Ce besoin d’organisation… ou cette incapacité à l’atteindre ? Peut-être que mon chaos apparent est aussi une forme d’organisation, une autre façon de structurer les choses. J’aime penser que je m’organise comme un corps qui guérit de lui-même, sans intervention directe, avec ses propres moyens. Ou peut-être est-ce juste une excuse pour expliquer mon manque de rigueur…

Cette affaire de mise en page, de structure, rejoint assez vite l’idée d’entrée en matière. Le moindre de ces termes soulève des montagnes d’interrogations quasi métaphysiques. Presque toujours en filigrane une phrase de Beckett ou d’un de ses personnages : « Quand est-ce qu’on va naître ? » (de mémoire).

Autrement dit : que ce soit dans la chirurgie, le développement web ou même l’écriture, il y a toujours cette question de la matière. Quand est-ce qu’on va naître, pour de vrai ? Ou bien est-ce que tout cela n’est qu’une série d’entrées incomplètes, jamais totalement réalisées, des fragments d’organisation qui cherchent encore leur cohérence ?

Hier matin et après-midi, tout le long de la journée, de magnifiques gribouillis, et parallèlement chacun se vide concernant la situation actuelle du pays , tout le monde à peu près d’accord pour dire à quel point c’est injuste, dégueulasse, et presque aussitôt l’ombre sinistre de l’abattement. Les corps se voutent un peu, et observé leur lenteur à se relever, à ranger leurs affaires, à repartir vers la cour, traverser la cuisine, ressortir dans la rue.

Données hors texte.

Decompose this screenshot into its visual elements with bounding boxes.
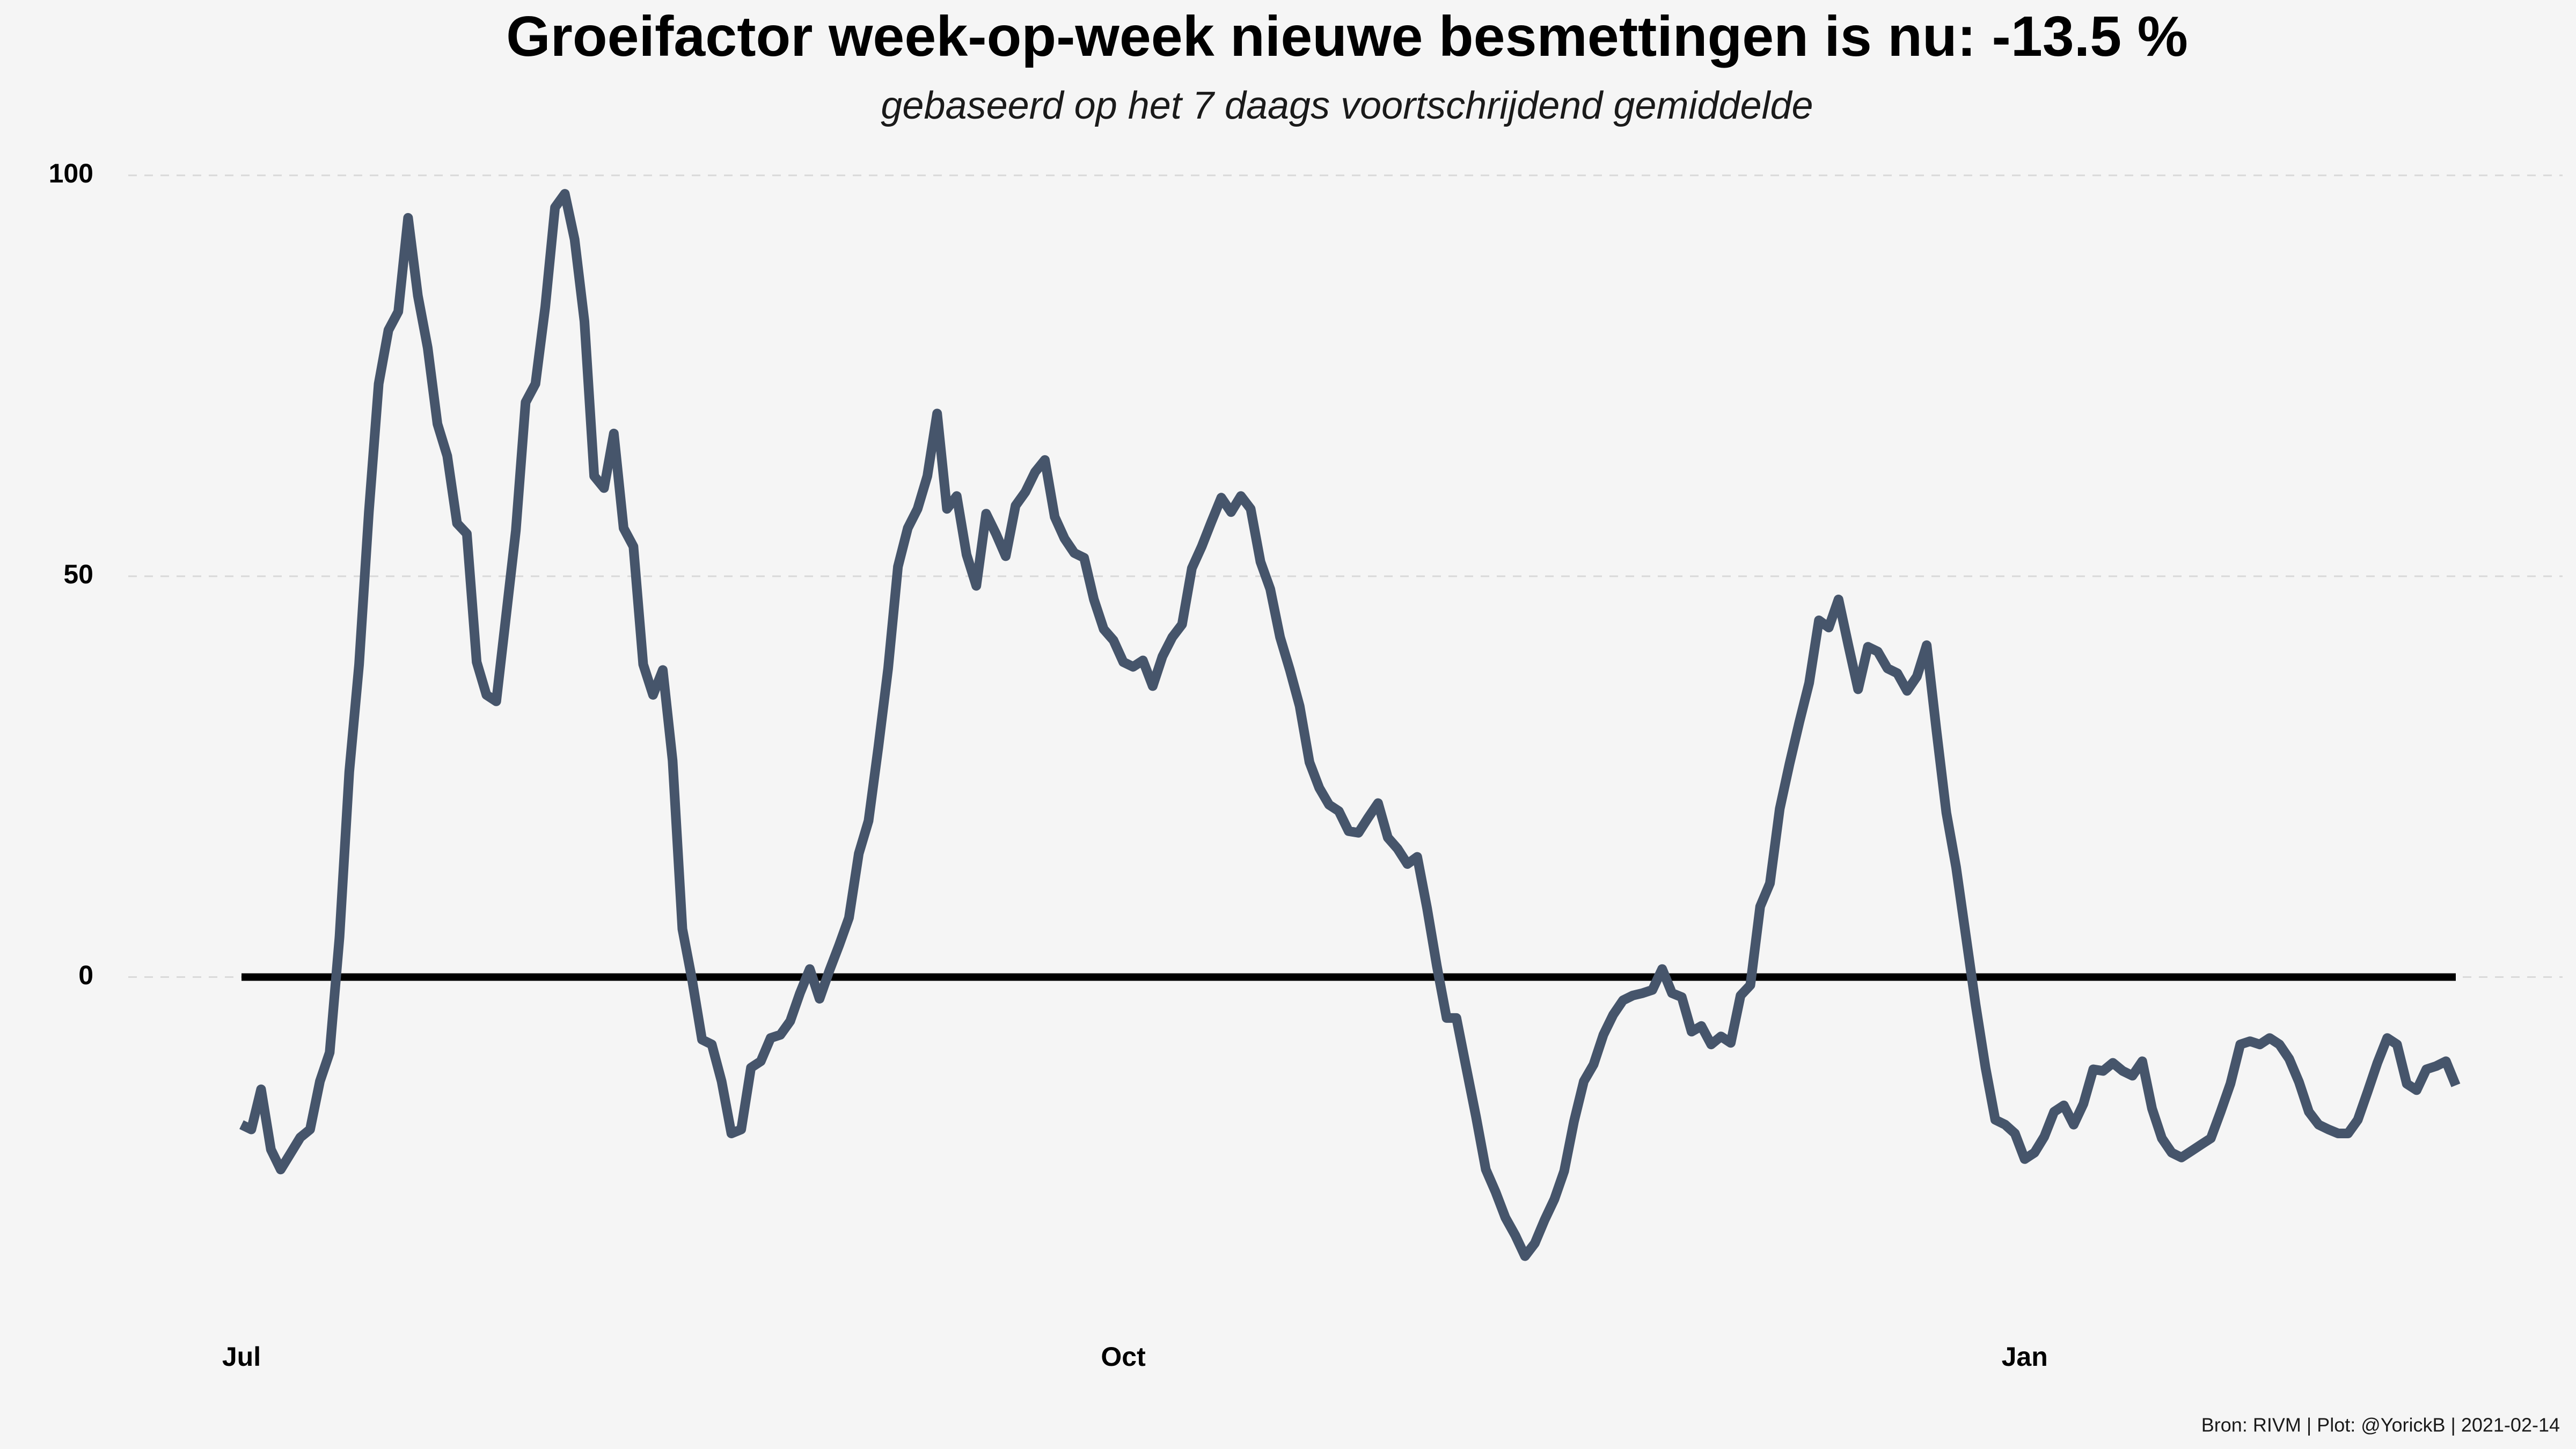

Relu quelques articles d’Annie Le Brun dans Ailleurs et Autrement. Bien raison d’en revenir à Jarry autant qu’on peut, drôle de retrouver ça, qui date des années 2000 et de me souvenir encore de « Mère Ubu, tu es bien laide aujourd’hui. Est-ce parce que nous avons du monde ? » que j’ai du dire à voix haute il n’y a pas si longtemps encore.

Notre promenade du 14 septembre emprunte un nouvel itinéraire, l’autre côté du Rhone à Serrières, une bonne heure, un vent formidable souffle, nous débarrassant de tous les miasmes engendrés par la morosité actuelle du monde.